Non-seed nodes are auto_bootstraped, seed nodes are not.
sample cassandra.yaml file
cluster_name: 'TestCluster'
num_tokens: 256
initial_token:
hinted_handoff_enabled: true
max_hint_window_in_ms: 10800000
hinted_handoff_throttle_in_kb: 1024
max_hints_delivery_threads: 2
authenticator: org.apache.cassandra.auth.AllowAllAuthenticator
authorizer: org.apache.cassandra.auth.AllowAllAuthorizer
partitioner: org.apache.cassandra.dht.Murmur3Partitioner
disk_failure_policy: stop
key_cache_size_in_mb:
key_cache_save_period: 14400
row_cache_size_in_mb: 0
row_cache_save_period: 0
row_cache_provider: SerializingCacheProvider
saved_caches_directory: /opt/company/dbserver/caches
commitlog_sync: periodic
commitlog_sync_period_in_ms: 10000
commitlog_segment_size_in_mb: 32
seed_provider:
- class_name: org.apache.cassandra.locator.SimpleSeedProvider
parameters:
- seeds: "SEED_IP_LIST"
flush_largest_memtables_at: 0.75
reduce_cache_sizes_at: 0.85
reduce_cache_capacity_to: 0.6
concurrent_reads: 32
concurrent_writes: 8
memtable_flush_queue_size: 4
trickle_fsync: false
trickle_fsync_interval_in_kb: 10240
storage_port: 7000
ssl_storage_port: 7001
listen_address: LISTEN_ADDRESS
start_native_transport: false
native_transport_port: 9042
start_rpc: true
rpc_address: 0.0.0.0
rpc_port: 9160
rpc_keepalive: true
rpc_server_type: sync
thrift_framed_transport_size_in_mb: 15
thrift_max_message_length_in_mb: 16
incremental_backups: true
snapshot_before_compaction: false
auto_bootstrap: AUTO_BOOTSTRAP
column_index_size_in_kb: 64
in_memory_compaction_limit_in_mb: 64
multithreaded_compaction: false
compaction_throughput_mb_per_sec: 16
compaction_preheat_key_cache: true
read_request_timeout_in_ms: 10000
range_request_timeout_in_ms: 10000
write_request_timeout_in_ms: 10000
truncate_request_timeout_in_ms: 60000
request_timeout_in_ms: 10000
cross_node_timeout: false
endpoint_snitch: Ec2Snitch
dynamic_snitch_update_interval_in_ms: 100
dynamic_snitch_reset_interval_in_ms: 600000
dynamic_snitch_badness_threshold: 0.1
request_scheduler: org.apache.cassandra.scheduler.NoScheduler
index_interval: 128
server_encryption_options:
internode_encryption: none
keystore: conf/.keystore
keystore_password: cassandra
truststore: conf/.truststore
truststore_password: cassandra
client_encryption_options:
enabled: false
keystore: conf/.keystore
keystore_password: cassandra
internode_compression: all
I think http://www.datastax.com/documentation/cassandra/1.2/cassandra/dml/dml_config_consistency_c.html will clear up a lot of this. In particular, QUORUM/ONE is not guaranteed to return the most recent data. QUORUM/QUORUM is. So is ALL/ONE, but that will be intolerant to failure on write.

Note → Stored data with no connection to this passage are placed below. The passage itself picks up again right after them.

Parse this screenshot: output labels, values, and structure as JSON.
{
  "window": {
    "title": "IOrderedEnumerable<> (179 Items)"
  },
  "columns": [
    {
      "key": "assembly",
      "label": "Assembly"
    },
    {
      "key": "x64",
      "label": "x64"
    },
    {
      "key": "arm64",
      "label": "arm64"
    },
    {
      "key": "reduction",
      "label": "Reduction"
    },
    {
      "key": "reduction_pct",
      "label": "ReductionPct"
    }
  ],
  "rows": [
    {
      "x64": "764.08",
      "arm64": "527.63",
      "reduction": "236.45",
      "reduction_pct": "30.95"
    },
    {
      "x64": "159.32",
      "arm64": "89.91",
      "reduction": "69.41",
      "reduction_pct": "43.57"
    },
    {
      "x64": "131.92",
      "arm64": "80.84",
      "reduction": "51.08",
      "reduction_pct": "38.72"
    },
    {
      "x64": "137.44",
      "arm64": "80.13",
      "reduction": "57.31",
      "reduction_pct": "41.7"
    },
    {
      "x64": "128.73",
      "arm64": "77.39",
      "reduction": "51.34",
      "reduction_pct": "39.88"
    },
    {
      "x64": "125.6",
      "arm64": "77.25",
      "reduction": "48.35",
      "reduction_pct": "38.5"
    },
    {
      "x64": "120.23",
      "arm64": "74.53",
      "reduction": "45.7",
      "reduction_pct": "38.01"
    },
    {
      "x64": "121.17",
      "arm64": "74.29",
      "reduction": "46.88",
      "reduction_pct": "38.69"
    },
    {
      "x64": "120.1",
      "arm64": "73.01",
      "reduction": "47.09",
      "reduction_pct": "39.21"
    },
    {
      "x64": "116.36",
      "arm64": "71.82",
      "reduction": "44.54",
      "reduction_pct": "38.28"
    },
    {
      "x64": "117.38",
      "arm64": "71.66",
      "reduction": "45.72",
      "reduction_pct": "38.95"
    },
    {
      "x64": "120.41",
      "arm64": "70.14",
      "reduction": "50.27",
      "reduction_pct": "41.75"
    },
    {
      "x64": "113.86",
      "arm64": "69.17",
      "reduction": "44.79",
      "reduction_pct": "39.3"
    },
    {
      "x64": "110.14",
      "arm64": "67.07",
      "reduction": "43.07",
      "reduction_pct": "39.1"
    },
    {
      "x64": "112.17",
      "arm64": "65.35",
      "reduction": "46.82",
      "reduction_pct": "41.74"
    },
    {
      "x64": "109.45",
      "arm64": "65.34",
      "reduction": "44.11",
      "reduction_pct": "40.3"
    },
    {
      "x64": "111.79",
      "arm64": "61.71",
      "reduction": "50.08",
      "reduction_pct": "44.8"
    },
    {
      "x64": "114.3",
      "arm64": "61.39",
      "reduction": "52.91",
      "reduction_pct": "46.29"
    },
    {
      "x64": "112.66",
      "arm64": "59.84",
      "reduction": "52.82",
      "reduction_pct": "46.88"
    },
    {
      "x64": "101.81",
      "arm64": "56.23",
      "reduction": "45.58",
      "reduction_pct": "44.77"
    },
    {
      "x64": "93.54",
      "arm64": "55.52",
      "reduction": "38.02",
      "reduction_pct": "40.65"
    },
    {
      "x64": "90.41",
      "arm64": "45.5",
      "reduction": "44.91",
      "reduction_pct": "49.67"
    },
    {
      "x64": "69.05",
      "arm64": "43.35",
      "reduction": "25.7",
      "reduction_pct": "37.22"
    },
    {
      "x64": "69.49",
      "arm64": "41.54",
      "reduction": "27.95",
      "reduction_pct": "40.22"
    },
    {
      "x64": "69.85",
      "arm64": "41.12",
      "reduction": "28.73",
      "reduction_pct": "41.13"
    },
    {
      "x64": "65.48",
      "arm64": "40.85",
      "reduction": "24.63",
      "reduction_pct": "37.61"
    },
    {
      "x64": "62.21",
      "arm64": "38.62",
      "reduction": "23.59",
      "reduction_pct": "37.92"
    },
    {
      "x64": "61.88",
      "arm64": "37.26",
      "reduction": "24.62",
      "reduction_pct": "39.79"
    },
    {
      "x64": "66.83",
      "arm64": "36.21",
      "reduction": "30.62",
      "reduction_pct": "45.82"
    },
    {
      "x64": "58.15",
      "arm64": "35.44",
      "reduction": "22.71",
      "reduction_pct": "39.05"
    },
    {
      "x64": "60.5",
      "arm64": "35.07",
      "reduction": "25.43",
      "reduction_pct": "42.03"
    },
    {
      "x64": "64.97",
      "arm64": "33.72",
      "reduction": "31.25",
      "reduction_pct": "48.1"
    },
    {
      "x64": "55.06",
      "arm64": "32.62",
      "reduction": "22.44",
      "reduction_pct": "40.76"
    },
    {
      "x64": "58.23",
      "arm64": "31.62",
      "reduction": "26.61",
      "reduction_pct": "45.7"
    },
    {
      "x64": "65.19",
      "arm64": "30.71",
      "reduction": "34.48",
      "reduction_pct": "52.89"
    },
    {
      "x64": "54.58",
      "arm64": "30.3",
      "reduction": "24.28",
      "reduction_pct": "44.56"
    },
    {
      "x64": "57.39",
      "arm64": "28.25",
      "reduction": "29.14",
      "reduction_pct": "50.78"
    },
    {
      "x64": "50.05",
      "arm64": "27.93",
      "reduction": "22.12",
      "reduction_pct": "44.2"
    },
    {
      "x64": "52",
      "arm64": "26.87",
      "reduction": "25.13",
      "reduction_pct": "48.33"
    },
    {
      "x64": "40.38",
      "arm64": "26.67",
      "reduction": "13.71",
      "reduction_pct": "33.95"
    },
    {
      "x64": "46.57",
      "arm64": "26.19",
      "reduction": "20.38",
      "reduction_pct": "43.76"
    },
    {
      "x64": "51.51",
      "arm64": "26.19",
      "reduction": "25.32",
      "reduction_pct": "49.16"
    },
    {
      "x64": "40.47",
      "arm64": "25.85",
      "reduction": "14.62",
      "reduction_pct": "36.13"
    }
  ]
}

Edit to go with the new information:
CassandraHostRetryService is part of Hector. I assumed you were testing with cqlsh like a sane person would. Lessons:
Use cqlsh for testing
Use the DataStax Java Driver for building your application, which is faster, easier to use, and has more insight into the cluster state than Hector thanks to the native protocol it's built on.